The EAT considered the case of an employee who claimed that he had been subjected to disability harassment and victimisation when his employer instructed agents to put him under covert surveillance.
Mr B informed his manager, Mr R, that he had dyslexia and this was discussed in his appraisal. He told another manager, Mr M, that he had a disability which meant it took him longer to do certain things. Later, he gave Mr R a psychologist’s report which confirmed that he was dyslexic. He also discussed his dyslexia with Mr R and explained that it was taking him an extremely long time to do some things, this had been getting worse and he had been struggling. Mr B was referred to the employer’s Occupational Health provider, which recommended reasonable adjustments and confirmed that Mr B was likely to be considered to be disabled.
Meanwhile, the employer’s director of legal services, Mrs E, instructed a private company to undertake covert surveillance on Mr B. Mrs E believed that Mr B wanted to build up a private case load and so, during the time he was being paid by the employer, he was either working elsewhere or was not carrying out his duties. The surveillance led the employer to the conclusion that Mr B was not devoting all his time to his work.
Mr B was invited to a disciplinary hearing and was told that he had been the subject of surveillance. Mr B stated that knowing he had been the subject of surveillance was giving him sleepless nights, a general feeling of paranoia, a suspicion that he was being followed and a reluctance to talk on the phone, or to talk to visitors to his home. He was feeling emotional, could not concentrate on his duties and felt that he needed to go on sick leave. He brought claims for disability harassment and victimisation.
At first instance, the Tribunal found that putting Mr B under surveillance and later telling him about the surveillance was harassment as it was unwanted conduct related to the protected characteristic of disability which had the effect of violating his dignity, and/or creating an intimidating, hostile, degrading, humiliating or offensive environment for him. The Tribunal considered this “on the basis that the Claimant may well have been disabled”. The Tribunal found that the decision to subject him to surveillance was because of Mr B’s assertions that he was disabled and this was therefore victimisation.
The EAT disagreed.
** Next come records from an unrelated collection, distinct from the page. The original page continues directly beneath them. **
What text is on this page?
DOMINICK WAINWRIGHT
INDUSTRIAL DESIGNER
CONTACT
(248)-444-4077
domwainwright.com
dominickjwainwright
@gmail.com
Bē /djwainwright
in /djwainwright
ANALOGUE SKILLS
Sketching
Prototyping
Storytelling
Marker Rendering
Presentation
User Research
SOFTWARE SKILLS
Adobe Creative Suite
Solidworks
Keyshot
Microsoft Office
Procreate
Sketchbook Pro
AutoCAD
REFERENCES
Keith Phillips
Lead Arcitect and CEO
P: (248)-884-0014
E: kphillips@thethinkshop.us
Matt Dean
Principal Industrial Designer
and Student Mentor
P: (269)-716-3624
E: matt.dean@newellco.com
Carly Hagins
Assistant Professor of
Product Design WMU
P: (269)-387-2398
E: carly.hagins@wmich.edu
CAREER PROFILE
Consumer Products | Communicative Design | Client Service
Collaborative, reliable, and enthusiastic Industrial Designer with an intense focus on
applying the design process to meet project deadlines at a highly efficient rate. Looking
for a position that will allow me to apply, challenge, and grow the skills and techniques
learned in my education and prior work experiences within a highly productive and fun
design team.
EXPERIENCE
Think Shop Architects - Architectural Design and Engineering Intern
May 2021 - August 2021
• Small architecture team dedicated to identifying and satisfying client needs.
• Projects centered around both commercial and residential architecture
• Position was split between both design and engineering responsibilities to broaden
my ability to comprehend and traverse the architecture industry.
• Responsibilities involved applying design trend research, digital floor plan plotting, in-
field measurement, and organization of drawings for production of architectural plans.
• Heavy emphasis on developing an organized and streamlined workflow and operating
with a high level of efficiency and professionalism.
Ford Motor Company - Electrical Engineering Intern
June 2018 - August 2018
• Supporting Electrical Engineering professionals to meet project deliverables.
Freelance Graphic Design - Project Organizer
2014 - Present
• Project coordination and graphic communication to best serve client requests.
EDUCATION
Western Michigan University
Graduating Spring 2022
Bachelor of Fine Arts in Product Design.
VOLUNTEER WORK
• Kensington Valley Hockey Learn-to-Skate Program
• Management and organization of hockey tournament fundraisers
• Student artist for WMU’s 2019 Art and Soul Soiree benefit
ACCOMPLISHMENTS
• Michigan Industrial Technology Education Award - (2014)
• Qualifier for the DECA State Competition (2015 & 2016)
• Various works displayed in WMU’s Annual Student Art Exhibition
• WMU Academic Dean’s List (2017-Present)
It was not enough for Mr B to assert that he was disabled. He had to prove that he was disabled as defined by the Equality Act. In this case, Mr B had not done so, and so his claim of harassment failed. It also found that it was not clear on the facts that Mrs E had ordered the surveillance because of Mr B’s assertions that he was disabled, and the claim of victimisation therefore also failed.
It is important to note that these claims failed on the specific facts of the case. The claim of victimisation failed because the Tribunal had not made enough findings of fact as to why the employer subjected Mr B to the covert surveillance. The claim of harassment failed because Mr B had merely asserted, but not established, that he was disabled. However, this does not mean that ordering covert surveillance can never amount to victimisation or harassment. Employers should think carefully before using surveillance as a management tool and consider the implications that covert surveillance can have on an employee’s well being.